One of the everyday expenses most of us grumble about the most is the cost of gas.
When gas prices increase — even by a little bit — we get upset. Just imagine if they jumped as much as $1 or $2 per gallon.
However, we often buy things that cost much, much more on a per-gallon basis.
You could be spending hundreds of dollars per gallon and not even thinking about it. The following household items cost more than $500 per gallon.
As veteran shoppers know, online prices can vary depending on the day you shop, your location and other factors. All prices in this article were current as of the time of our research.
Also note that we rounded product prices to the nearest dollar before computing the per-gallon cost, which we also rounded off. No matter how you run the math, though, all of the following products cost at least $500 a gallon — and usually a whole lot more.
1. Nasal allergy spray
Over-the-counter nasal allergy spray can help you get through allergy season with a minimum of misery, but your pocketbook might be less happy.
You’re likely to pay a lot more than $500 per gallon for nasal spray.
Consider this: Amazon sells brand-name Flonase in a two-pack — 1.24 ounces total — for $33. That’s $3,406 per gallon.
Even if you get Amazon’s generic version — yes, Amazon has its own generic brands — a three-pack of Basic Care allergy spray was $26 when we checked. You’re getting a total of 1.62 ounces there, yet you’re still looking at $2,054 per gallon.
2. Foundation makeup
Many people talk about the “pink tax,” and perhaps it is nowhere more obvious than in the cost of some makeup products.
Liquid foundation can be quite pricey when you look at its cost by the gallon.

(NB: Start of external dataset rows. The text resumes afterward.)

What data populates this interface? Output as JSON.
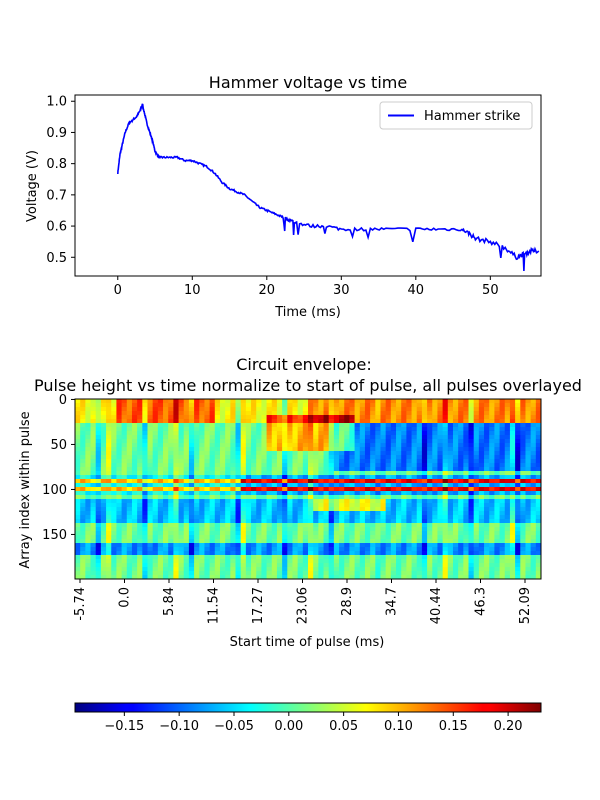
{
  "chart_data": [
    {
      "type": "line",
      "title": "Hammer voltage vs time",
      "xlabel": "Time (ms)",
      "ylabel": "Voltage (V)",
      "xlim": [
        -5.74,
        56.8
      ],
      "ylim": [
        0.44,
        1.02
      ],
      "xticks": [
        0,
        10,
        20,
        30,
        40,
        50
      ],
      "yticks": [
        0.5,
        0.6,
        0.7,
        0.8,
        0.9,
        1.0
      ],
      "legend": "upper right",
      "series": [
        {
          "name": "Hammer strike",
          "color": "#0000ff",
          "x": [
            0,
            0.3,
            0.6,
            1.0,
            1.5,
            2.0,
            2.5,
            3.0,
            3.3,
            3.6,
            3.9,
            4.3,
            4.7,
            5.0,
            5.5,
            6.0,
            7.0,
            8.0,
            9.0,
            10.0,
            11.0,
            12.0,
            13.0,
            14.0,
            15.0,
            16.0,
            17.0,
            18.0,
            19.0,
            20.0,
            21.0,
            22.0,
            23.0,
            24.0,
            26.0,
            28.0,
            30.0,
            33.0,
            36.0,
            40.0,
            43.0,
            46.0,
            47.0,
            48.0,
            50.0,
            52.0,
            53.5,
            54.5,
            55.5,
            56.5
          ],
          "y": [
            0.77,
            0.83,
            0.86,
            0.9,
            0.93,
            0.94,
            0.95,
            0.97,
            0.99,
            0.96,
            0.93,
            0.9,
            0.87,
            0.84,
            0.82,
            0.82,
            0.82,
            0.82,
            0.81,
            0.81,
            0.8,
            0.79,
            0.77,
            0.74,
            0.72,
            0.71,
            0.7,
            0.68,
            0.66,
            0.65,
            0.64,
            0.63,
            0.62,
            0.61,
            0.6,
            0.6,
            0.59,
            0.59,
            0.59,
            0.59,
            0.59,
            0.59,
            0.58,
            0.56,
            0.55,
            0.53,
            0.5,
            0.51,
            0.52,
            0.52
          ]
        }
      ]
    },
    {
      "type": "heatmap",
      "title": "Circuit envelope:",
      "subtitle": "Pulse height vs time normalize to start of pulse, all pulses overlayed",
      "xlabel": "Start time of pulse (ms)",
      "ylabel": "Array index within pulse",
      "xtick_labels": [
        "-5.74",
        "0.0",
        "5.84",
        "11.54",
        "17.27",
        "23.06",
        "28.9",
        "34.7",
        "40.44",
        "46.3",
        "52.09"
      ],
      "ytick_labels": [
        "0",
        "50",
        "100",
        "150"
      ],
      "ylim": [
        0,
        199
      ],
      "colormap": "jet",
      "colorbar": {
        "min": -0.195,
        "max": 0.23,
        "ticks": [
          -0.15,
          -0.1,
          -0.05,
          0.0,
          0.05,
          0.1,
          0.15,
          0.2
        ],
        "tick_labels": [
          "−0.15",
          "−0.10",
          "−0.05",
          "0.00",
          "0.05",
          "0.10",
          "0.15",
          "0.20"
        ],
        "orientation": "horizontal"
      }
    }
  ]
}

A bottle of CoverGirl+ Olay Simply Ageless 3-in-1 Foundation seemed fairly inexpensive when we checked, around $13 on Amazon. However, consider that there is only 1 ounce in that bottle, which brings the per-gallon cost to $1,664
But that’s nothing compared with high-end brands. When we looked, Glo Skin Beauty Luminous Liquid Foundation SPF 18 cost $60 for a 1-ounce bottle. Buy this, and you’re paying $7,680 per gallon.
3. Essential oils
Essential oils can get pricey.
For example, a 0.5-ounce bottle of doTerra On Guard Protective Blend, which is meant to be consumed, had a retail price of $45 on the day we shopped. That comes to $11,520 per gallon.
Even for a “proprietary blend that supports healthy immune function,” as doTerra describes the product, that’s a hefty price.
It is possible to find less-expensive essential oils. Some brands sell a package of several oils, which could bring down the per-gallon price.
An example is a six-pack of Pure Aroma essential oils meant for external use that includes oils of lavender, tea tree, eucalyptus, peppermint, lemongrass and sweet orange.
The set — containing a total of 2 ounces of oils — sells at Amazon for $10. That’s $640 per gallon despite being a savings over some other essential oils out there.
It’s nice to have soothing eyedrops on hand to help with irritated eyes. However, you might be surprised at how much they cost per gallon.
A 1-ounce bottle of TheraTears lubricating eyedrops — a “value size,” according to the product packaging — was on sale for $12 when we researched this article. That puts the per-gallon cost at $1,536.
5. Personal fragrance
Perfume and cologne are the kind of everyday products whose cost varies dramatically depending on the brand. But regardless of which you choose, you’re likely to pay a fairly high per-gallon cost.
For example, Daisy by Marc Jacobs in a 3.4-ounce spray bottle can cost $44. This comes to $1,656 per gallon.
Equivalent brands and sizes of men’s cologne do tend to cost less, based on our research. But whether you’re buying perfume or cologne, it can be tough to bring the price below $500 a gallon unless you buy an even bigger bottle or settle for a low-end brand or generic brand.
6. Hair serum
If you want to keep frizzy hair under control, you might want to buy some hair serum. A good serum can help you feel better about your coiffure, if not your pocketbook.
A 2.2-ounce bottle of Obliphica Professional Seaberry Hair Serum for medium to coarse hair costs $38. Perhaps it’s worth it if the serum, as its Amazon listing says, really “disciplines and smooths the most unmanageable curly, wavy, or straight hair.” Still, you’ll pay dearly — $2,211 per gallon — for it.
As with anything, it’s important to shop around and weigh price and quality to decide which items are worth paying more than $500 a gallon for.